Manuel Valls veut un remaniement par assimilation: les intégrants doivent s'adapter à ses conditions. Il veut un PS réformé grâce à une refonte profonde et à long terme. François Hollande, en revanche, veut un remaniement par intégration: les nouveaux venus doivent s’intégrer avec leur diversité. Il veut juste un recollage à court terme qui pourrait assurer sa réélection en 2017. C'est un tacticien.
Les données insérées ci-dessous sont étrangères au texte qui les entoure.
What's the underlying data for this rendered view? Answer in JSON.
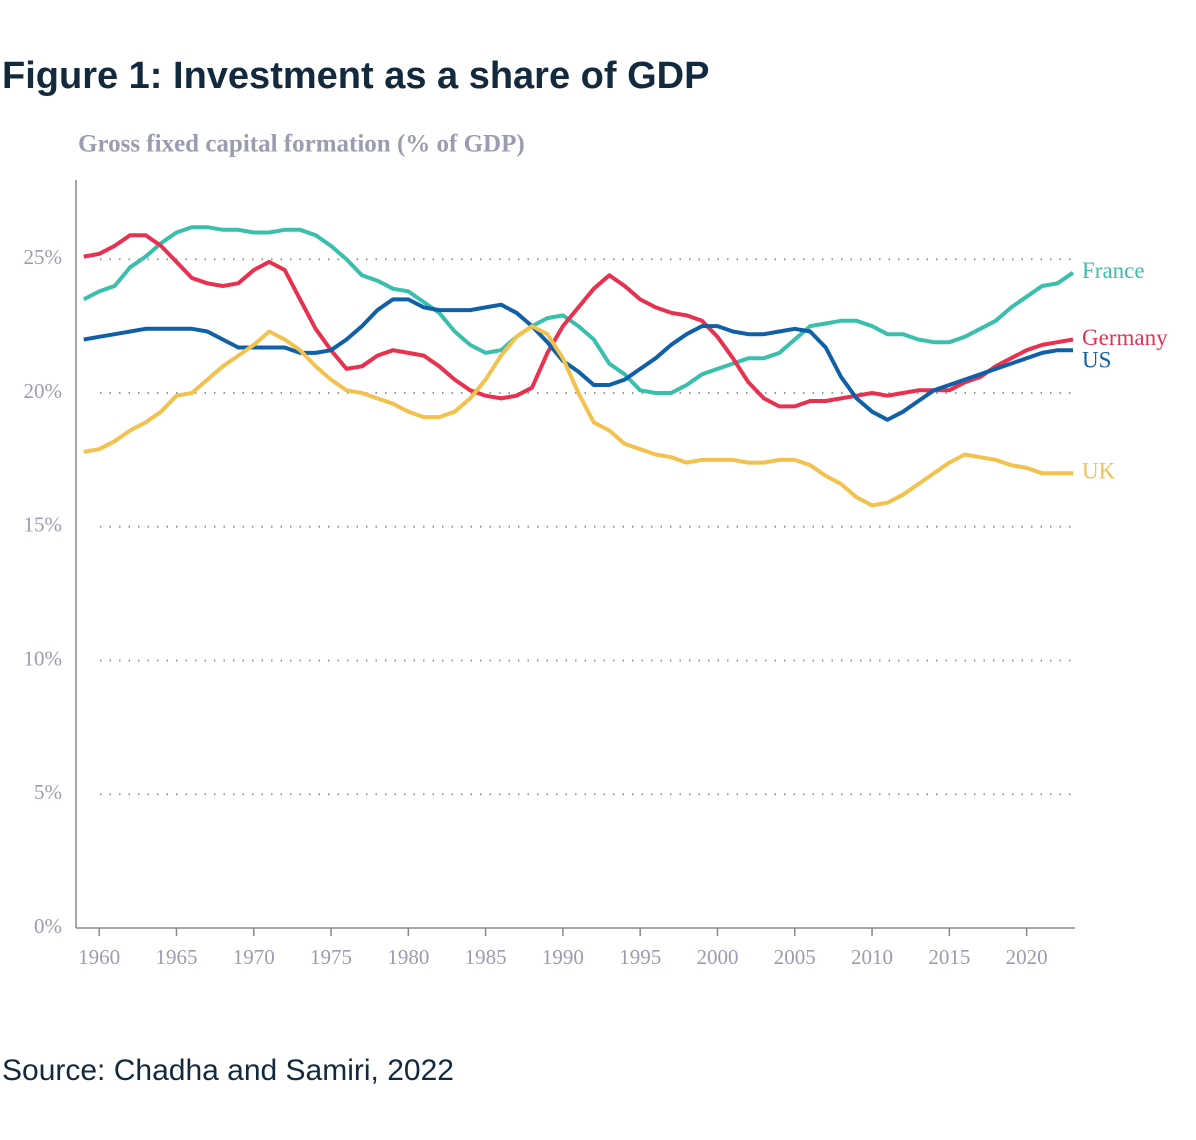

Frondeurs, écolos et socialistes devront cohabiter

Un frondeur a confié: « C'est François Hollande qui vient vers nous et qui essaie de rallumer la flamme». En effet le président a déjà reçu à l’Elysée certains d’entre eux comme Martine Aubry, maire de Lille et Jean-Marc Ayrault, l'ancien Premier ministre. Il continue aussi de négocier avec les «écolos». Les noms évoqués pour ce remaniement sont éventuellement: Jean-Vincent Placé, François de Rugy et Barbara Pompili du côté des verts; Jean-Marc Germain du côté des frondeurs et enfin Henri Emmanuelli du côté du PS.

Manuel Valls suit les directives de François Hollande malgré lui

Un des membres de l'équipe gouvernementale nous a confiés: «La faute originelle de François Hollande est de ne pas avoir reformé le PS quand il était encore Premier Secrétaire. Il a donc perdu 10 ans. Pourtant il continue dans le même sens». Malgré tout, Manuel Valls ne peut faire autrement que de suivre François Hollande. Car c’est un homme loyal, voire loyaliste, voire un peu trop docile.